Fundy View, our Freeport home on the sea, has anchored five generations of MacNeills. After retirement, Blair and Liz (and cats) enjoyed long visits “down home” reconnecting with old friends and new. Blair entertained many guests and the locals with his stories of growing up on the island in the 20s and 30s and his four books about village life are treasured keepsakes. As he often said, they were good stories…and some of them were true!
Blair’s sense of humour was legendary, if somewhat predictable. He was a collector of bad puns, and enjoyed writing clever parodies on special occasions; his pen name since his Acadia days, was Shortfella. He loved to make people laugh, and his disarming ways put folks at their ease.

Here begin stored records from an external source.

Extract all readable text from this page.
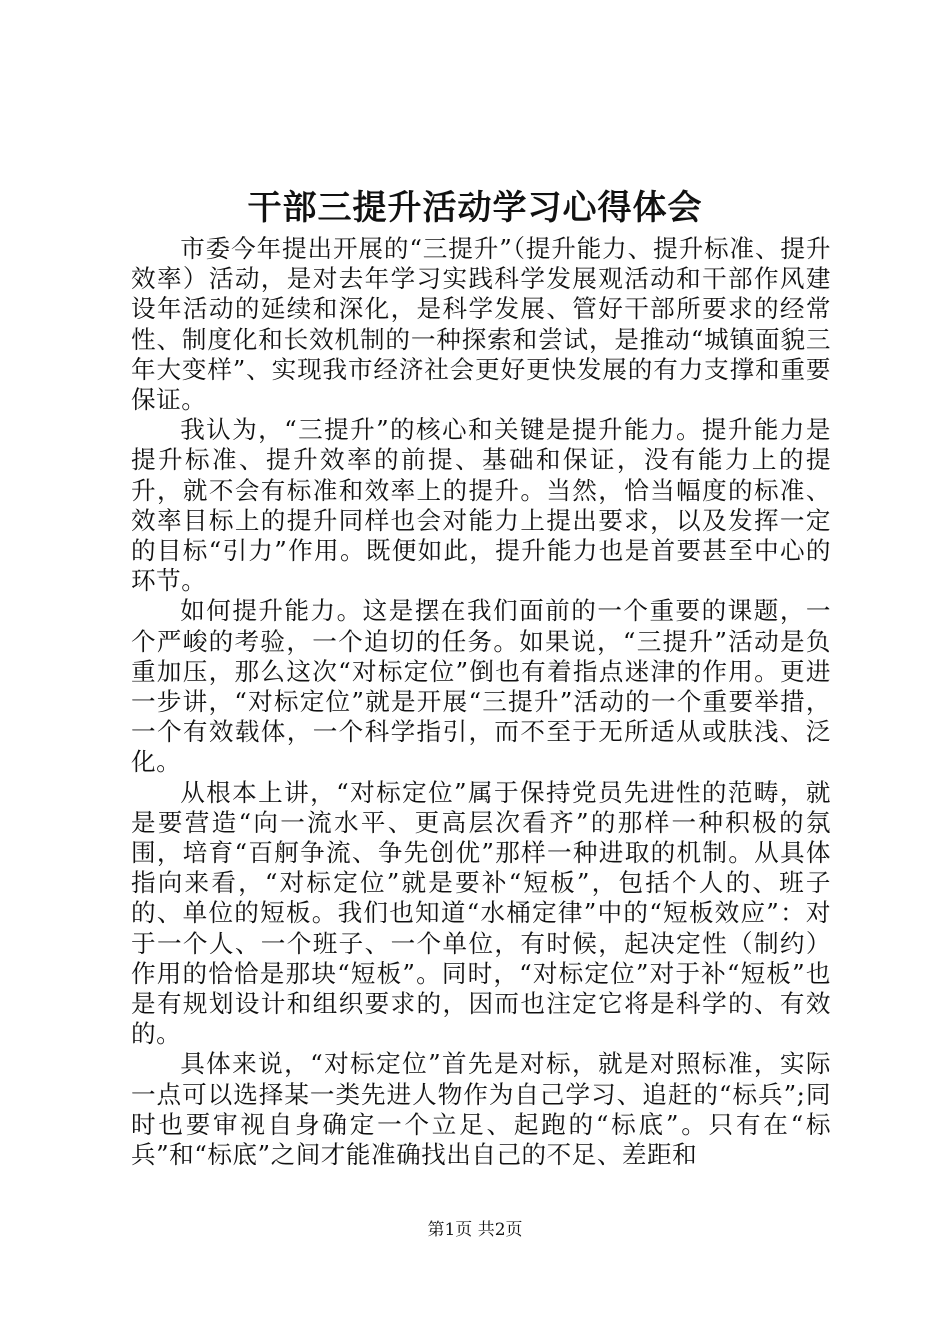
干部三提升活动学习心得体会

市委今年提出开展的“三提升”（提升能力、提升标准、提升效率）活动，是对去年学习实践科学发展观活动和干部作风建设年活动的延续和深化，是科学发展、管好干部所要求的经常性、制度化和长效机制的一种探索和尝试，是推动“城镇面貌三年大变样”、实现我市经济社会更好更快发展的有力支撑和重要保证。

我认为，“三提升”的核心和关键是提升能力。提升能力是提升标准、提升效率的前提、基础和保证，没有能力上的提升，就不会有标准和效率上的提升。当然，恰当幅度的标准、效率目标上的提升同样也会对能力上提出要求，以及发挥一定的目标“引力”作用。既便如此，提升能力也是首要甚至中心的环节。

如何提升能力。这是摆在我们面前的一个重要的课题，一个严峻的考验，一个迫切的任务。如果说，“三提升”活动是负重加压，那么这次“对标定位”倒也有着指点迷津的作用。更进一步讲，“对标定位”就是开展“三提升”活动的一个重要举措，一个有效载体，一个科学指引，而不至于无所适从或肤浅、泛化。

从根本上讲，“对标定位”属于保持党员先进性的范畴，就是要营造“向一流水平、更高层次看齐”的那样一种积极的氛围，培育“百舸争流、争先创优”那样一种进取的机制。从具体指向来看，“对标定位”就是要补“短板”，包括个人的、班子的、单位的短板。我们也知道“水桶定律”中的“短板效应”：对于一个人、一个班子、一个单位，有时候，起决定性（制约）作用的恰恰是那块“短板”。同时，“对标定位”对于补“短板”也是有规划设计和组织要求的，因而也注定它将是科学的、有效的。

具体来说，“对标定位”首先是对标，就是对照标准，实际一点可以选择某一类先进人物作为自己学习、追赶的“标兵”;同时也要审视自身确定一个立足、起跑的“标底”。只有在“标兵”和“标底”之间才能准确找出自己的不足、差距和

第1页 共2页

Dad found joy in the small things. Apple pie. Liz’s egg tarts. A trip to Tim Hortons. A good mess of clams or a fresh lobster.
He always found joy in his family, never tiring of our stories and goings on. He was immensely proud of Grant and Alison, his grandchildren, and our chosen mates.
Blair was predeceased by his beloved life partner, Liz, in January, 2020.
He was the eldest of his siblings, but was predeceased by his sister, Venna, and his brother, Bill.
He leaves behind his son, Grant (Sue), daughter Alison (Pete), and grandchildren, Katelyn (Mike), Meaghan (Darcy) and Blair.
He is remembered with love by his first cousin, Virginia (at 101 years old), nieces Dena and Karen, nephew, Phil, and sister-in-law, Donna, as well as many relatives, friends and former colleagues and students.
He never had a bad word to say about anyone. He was hardworking, generous, a model of decency, and a kind and humble man.
He died gently in the loving arms of his family, slipping away to be with his beloved Liz.
To all who helped Dad cope in his final months and weeks, we give heartfelt thanks. Sheila, Sarah, and Angela. The Bayshore, Paramed nurses and PSWs. The staff at Arbour Trails. You all lightened our load of care, and we will remember.
A Memorial Service for Blair will be held in early fall, according to the whims of Covid.
Memorial donations would be welcomed by Harcourt United Church, Dean Ave, Guelph firstname.lastname@example.org and the Islands Historical Society, Freeport NS. email@example.com
Kindly include name and address in the message box to receive charitable receipts if donating by e-transfer.
Arrangements entrusted to the WALL-CUSTANCE FUNERAL HOME & CHAPEL 519-822-0051 / www.wallcustance.com.
A tree will be planted in memory of Blair H. MacNeill in the Wall-Custance Memorial Forest.